I had a baby like that- my oldest of 3. She just turned 11. I hear you on thinking some kids are just harder but, I found out 2 years ago, she does have a gluten allergy, and celiac disease. Even with the diet change, she is still a very sensitive child, an intense child, a child unlike most of the other children I know- but the diet change did make her feel better, it made her less moody, less prone to outbursts, and got rid of the stomach pains she had had for years, undiagnosed. I don't blame the gluten, I had a special child, but I do wish I had known to look harder at food, sooner. We learned over the years, she was allergic to red 40, felt better when she ate meat instead of pasta for lunch, had more outbursts after certain artificial ingredients. Anyway, I don't think it is completely fair to dismiss everyone's suggestions to look at her diet, or other things, for some kids, those do factor in. I think probably all highly sensitive kids are more sensitive to the foods they eat, the sensory stimulation of their daily lives and life in general.
I was so grateful that I had my sensitive kid first. A few years ago I learned that some people have described this experience in the books "The Highly Sensitive Person" & "The Highly Sensitive Child". Sometimes it's good to hear that yes, other people are this sensitive too!! It explains so much in our household! So glad you were able to recognize that it's just part of how your child is. I'm sure that whether you think about it or not you know there are certain things which will always exacerbate her sensitivities & try to work around them some of the time. Its just sensitive life! :)
I feel as though you have spoken what I am constantly thinking. My little one has challenged every idea I've had about parenting.
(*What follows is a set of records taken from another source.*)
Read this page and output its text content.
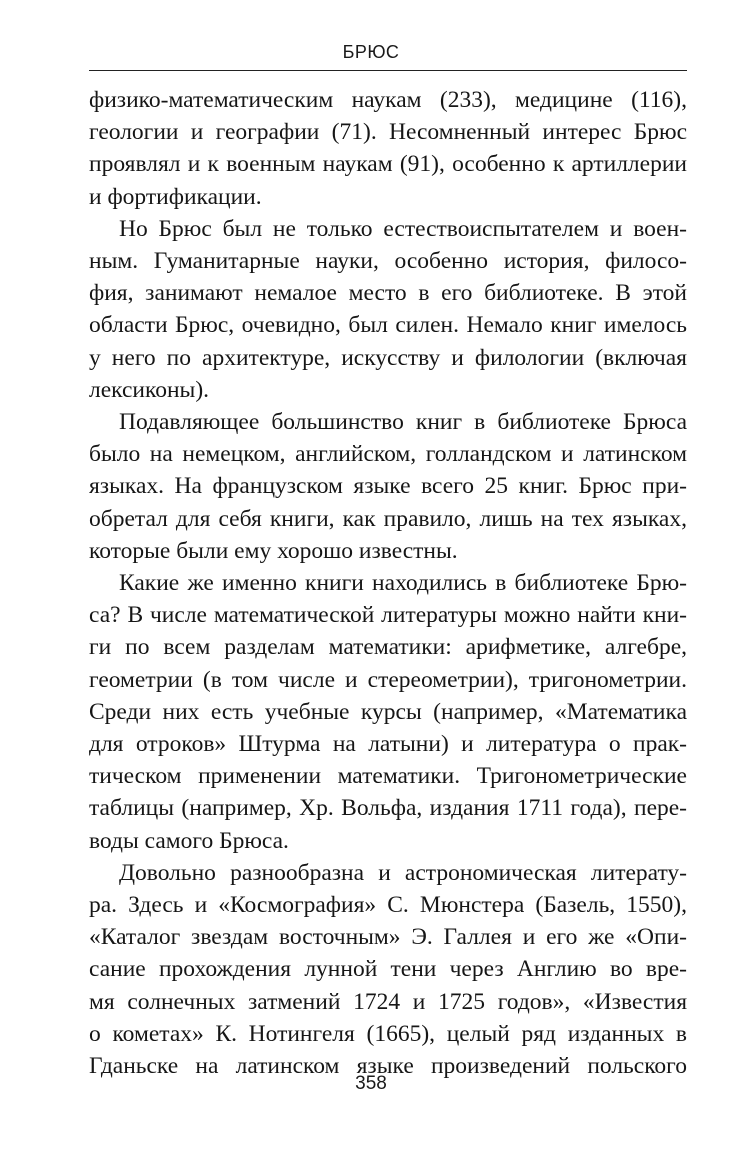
БРЮС
физико-математическим наукам (233), медицине (116),
геологии и географии (71). Несомненный интерес Брюс
проявлял и к военным наукам (91), особенно к артиллерии
и фортификации.
Но Брюс был не только естествоиспытателем и воен-
ным. Гуманитарные науки, особенно история, филосо-
фия, занимают немалое место в его библиотеке. В этой
области Брюс, очевидно, был силен. Немало книг имелось
у него по архитектуре, искусству и филологии (включая
лексиконы).
Подавляющее большинство книг в библиотеке Брюса
было на немецком, английском, голландском и латинском
языках. На французском языке всего 25 книг. Брюс при-
обретал для себя книги, как правило, лишь на тех языках,
которые были ему хорошо известны.
Какие же именно книги находились в библиотеке Брю-
са? В числе математической литературы можно найти кни-
ги по всем разделам математики: арифметике, алгебре,
геометрии (в том числе и стереометрии), тригонометрии.
Среди них есть учебные курсы (например, «Математика
для отроков» Штурма на латыни) и литература о прак-
тическом применении математики. Тригонометрические
таблицы (например, Хр. Вольфа, издания 1711 года), пере-
воды самого Брюса.
Довольно разнообразна и астрономическая литерату-
ра. Здесь и «Космография» С. Мюнстера (Базель, 1550),
«Каталог звездам восточным» Э. Галлея и его же «Опи-
сание прохождения лунной тени через Англию во вре-
мя солнечных затмений 1724 и 1725 годов», «Известия
о кометах» К. Нотингеля (1665), целый ряд изданных в
Гданьске на латинском языке произведений польского
358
When I was pregnant I looked at it with those colored glasses. But now I am more realistic. That doesn't mean that because she is difficult parenting is no longer fun it just means I cleaned my glasses, which makes all the difference.
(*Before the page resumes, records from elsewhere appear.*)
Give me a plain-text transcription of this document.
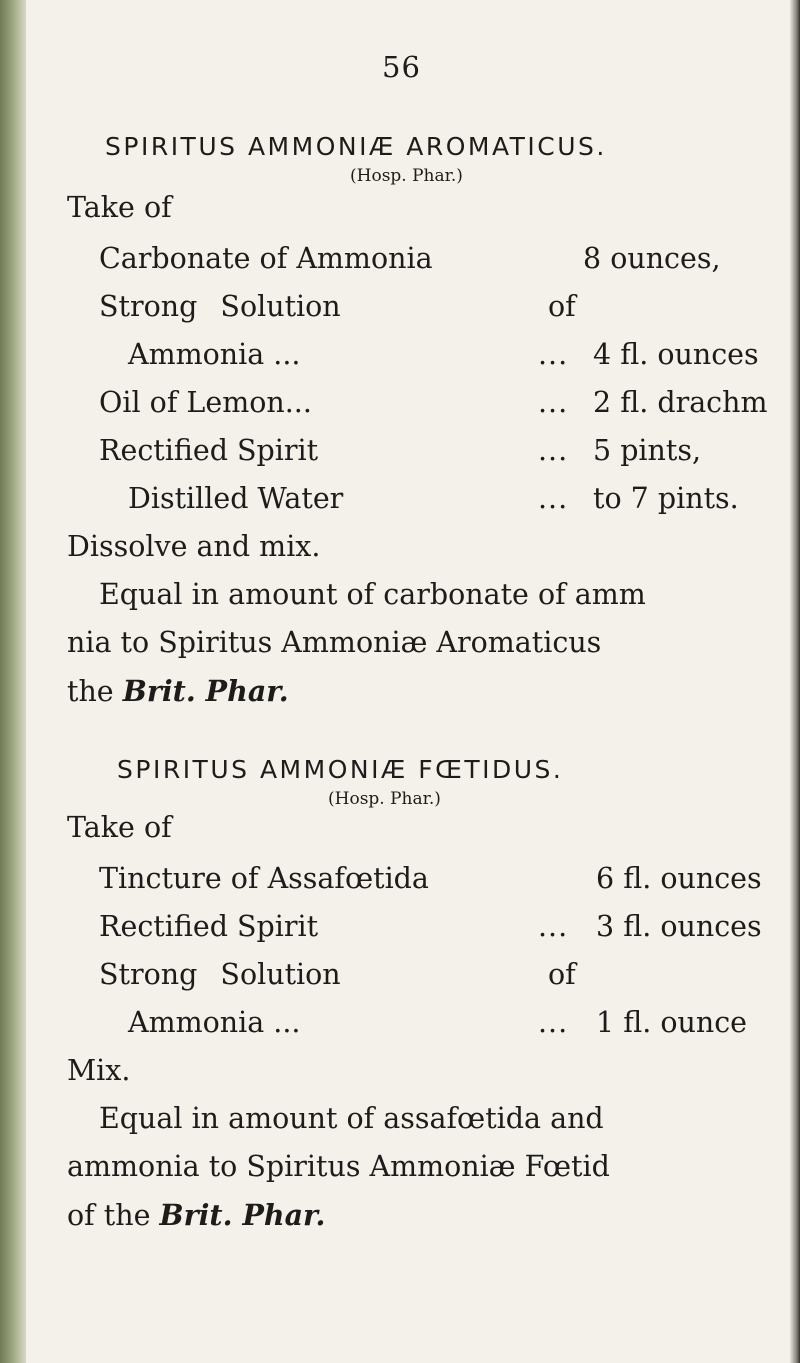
56
SPIRITUS AMMONIÆ AROMATICUS.
(Hosp. Phar.)
Take of
Carbonate of Ammonia	8 ounces,
Strong Solution	of
Ammonia ...	... 4 fl. ounces
Oil of Lemon...	... 2 fl. drachm
Rectified Spirit	... 5 pints,
Distilled Water	... to 7 pints.
Dissolve and mix.
Equal in amount of carbonate of amm
nia to Spiritus Ammoniæ Aromaticus
the Brit. Phar.
SPIRITUS AMMONIÆ FŒTIDUS.
(Hosp. Phar.)
Take of
Tincture of Assafœtida	6 fl. ounces
Rectified Spirit	... 3 fl. ounces
Strong Solution	of
Ammonia ...	... 1 fl. ounce
Mix.
Equal in amount of assafœtida and
ammonia to Spiritus Ammoniæ Fœtid
of the Brit. Phar.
Katwman3 and VaHBmom - I relate to your comments completely - just moved my 18 yr old into her dorm at the university.  Have to say that despite the tantrums as a small child, which I tore my hair out about, tried to fix, tried to change myself because I must have been doing something "wrong"...she just outgrew them, and has turned out to be the greatest teenager ever.  My little child, now 7, was nothing like that, but it's true, I am more relaxed and laugh more easily.  What a ride parenting is!  Thanks for the great forum, everyone!